Né le 21 juillet 1920 dans la ville pieuse de l’ouest algérien, Mohamed Dib est instituteur de 1938 à 1940, puis comptable, traducteur et journaliste à Alger républicain et à Liberté, organe du Parti communiste. En 1959, il est expulsé d’Algérie par les autorités coloniales en raison de ses activités militantes. Il s’installe définitivement en France et commence une oeuvre multiforme : romans, nouvelles, théâtre, contes pour enfant, poèmes… en français.

 » Le français est devenu ma langue adoptive « , écrit-il dans L’Arbre à dires en 1989. Et il explique il y a deux ans au journal La Vie :  » Je me suis découvert et fait avec cette langue. Non pas de manière inconsciente et directe, comme ce qui se fait tout seul. C’est une marche, une longue marche. (…) La traversée d’une langue est une recherche de soi. Je suis toujours en marche vers cet horizon. Chaque livre est un pas de plus « . Au bout de ce chemin : il reçoit le Grand Prix de la Francophonie en 1994, attribué pour la première fois à un écrivain maghrébin.

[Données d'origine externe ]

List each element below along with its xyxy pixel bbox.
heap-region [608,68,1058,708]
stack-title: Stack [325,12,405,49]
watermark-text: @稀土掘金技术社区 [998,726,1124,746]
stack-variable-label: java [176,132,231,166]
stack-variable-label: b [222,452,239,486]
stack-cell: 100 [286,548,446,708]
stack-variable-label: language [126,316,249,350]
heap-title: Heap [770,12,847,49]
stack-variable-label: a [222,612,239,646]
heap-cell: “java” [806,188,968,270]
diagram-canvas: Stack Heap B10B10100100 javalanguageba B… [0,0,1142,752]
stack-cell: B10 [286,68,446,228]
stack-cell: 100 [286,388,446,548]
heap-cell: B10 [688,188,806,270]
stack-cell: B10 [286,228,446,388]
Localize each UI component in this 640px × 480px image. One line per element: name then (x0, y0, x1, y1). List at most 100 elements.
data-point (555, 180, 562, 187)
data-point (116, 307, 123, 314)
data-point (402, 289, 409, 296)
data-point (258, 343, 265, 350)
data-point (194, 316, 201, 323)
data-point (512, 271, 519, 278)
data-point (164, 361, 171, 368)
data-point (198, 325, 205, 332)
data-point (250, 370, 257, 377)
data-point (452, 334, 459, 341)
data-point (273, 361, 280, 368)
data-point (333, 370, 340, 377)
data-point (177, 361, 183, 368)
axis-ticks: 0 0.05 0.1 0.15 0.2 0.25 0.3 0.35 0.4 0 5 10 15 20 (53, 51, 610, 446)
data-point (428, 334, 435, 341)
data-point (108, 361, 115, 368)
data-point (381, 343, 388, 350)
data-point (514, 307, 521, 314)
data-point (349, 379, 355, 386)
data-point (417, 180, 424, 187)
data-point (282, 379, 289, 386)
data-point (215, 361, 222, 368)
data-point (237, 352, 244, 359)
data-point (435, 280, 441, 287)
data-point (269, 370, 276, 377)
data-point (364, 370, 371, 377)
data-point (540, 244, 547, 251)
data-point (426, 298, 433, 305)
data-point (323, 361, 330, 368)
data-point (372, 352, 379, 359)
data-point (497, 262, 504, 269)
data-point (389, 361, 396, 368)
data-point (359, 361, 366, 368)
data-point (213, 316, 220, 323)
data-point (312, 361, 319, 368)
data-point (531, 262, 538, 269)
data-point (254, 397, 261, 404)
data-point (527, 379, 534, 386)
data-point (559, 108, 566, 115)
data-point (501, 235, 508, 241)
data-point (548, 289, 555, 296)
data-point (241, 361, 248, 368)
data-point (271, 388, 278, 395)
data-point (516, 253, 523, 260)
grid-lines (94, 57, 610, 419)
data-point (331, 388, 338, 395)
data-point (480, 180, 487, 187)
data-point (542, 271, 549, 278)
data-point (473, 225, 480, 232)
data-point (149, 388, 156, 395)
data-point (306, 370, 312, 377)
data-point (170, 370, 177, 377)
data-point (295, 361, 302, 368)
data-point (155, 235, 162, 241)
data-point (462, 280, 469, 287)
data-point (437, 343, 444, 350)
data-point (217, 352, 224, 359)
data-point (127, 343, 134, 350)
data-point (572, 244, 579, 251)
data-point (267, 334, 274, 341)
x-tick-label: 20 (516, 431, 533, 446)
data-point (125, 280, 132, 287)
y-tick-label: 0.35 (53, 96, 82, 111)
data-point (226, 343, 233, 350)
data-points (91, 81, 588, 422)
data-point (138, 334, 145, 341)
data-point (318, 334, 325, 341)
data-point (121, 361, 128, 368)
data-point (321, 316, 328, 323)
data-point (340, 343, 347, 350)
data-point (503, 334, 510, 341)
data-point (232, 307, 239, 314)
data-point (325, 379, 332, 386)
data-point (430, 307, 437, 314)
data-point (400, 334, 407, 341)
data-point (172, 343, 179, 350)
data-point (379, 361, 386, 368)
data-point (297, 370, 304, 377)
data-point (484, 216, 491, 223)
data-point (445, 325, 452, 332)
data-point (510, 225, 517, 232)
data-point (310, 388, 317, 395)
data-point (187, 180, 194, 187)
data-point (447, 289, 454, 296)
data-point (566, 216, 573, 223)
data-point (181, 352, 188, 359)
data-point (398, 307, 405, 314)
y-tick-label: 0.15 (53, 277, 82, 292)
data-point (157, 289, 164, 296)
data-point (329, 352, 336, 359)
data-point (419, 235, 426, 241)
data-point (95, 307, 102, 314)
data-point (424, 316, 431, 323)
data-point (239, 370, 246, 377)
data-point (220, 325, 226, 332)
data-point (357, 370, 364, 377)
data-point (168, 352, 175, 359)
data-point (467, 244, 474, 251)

Au bon plaisir de Mohamed Dib

Mohamed Dib, profondément algérien, touchait à l’universel.  » Cet homme d’un pays qui n’a rien à voir avec les arbres de ma fenêtre, les fleuves de mes quais, les pierres de nos cathédrales, parle avec les mots de Villon et de Péguy « , écrit d’ailleurs Aragon dans la préface de L’Ombre gardienne que Dib publie en 1961. Et si son dernier voyage en Algérie remontait à 1981, l’écrivain ne cessait d’être en relation avec la société algérienne et suivait de très près les soubresauts de son pays.

Discret, effacé sur la scène littéraire aussi bien française qu’algérienne, il n’a pourtant jamais cessé d’écrire et l’Année de l’Algérie en France a été (et sera) l’occasion de le mettre à l’honneur. Pour Hervé Bourges, président de Djazaïr 2003,  » il avait fait de la langue française un instrument de rêve et de clairvoyance à la fois, mariant la lucidité de ses romans à l’onirisme dépouillé d’une poésie bouleversante. Nous avons eu la joie et l’honneur de lui rendre hommage, dans le cadre de Djazaïr, les 25 et 27 janvier derniers, à Paris, par un colloque organisé à la Bibliothèque Buffon,  » Au bon plaisir de Mohamed Dib « , ainsi que par la lecture de L’Enfant jazz, montée au théâtre du Rond-Point « .

La Bibliothèque Nationale de France s’apprête à lui consacrer plusieurs journées autour d’une exposition :  » Visite guidée dans l’oeuvre de Mohamed Dib « . L’écrivain n’est pas encore mort.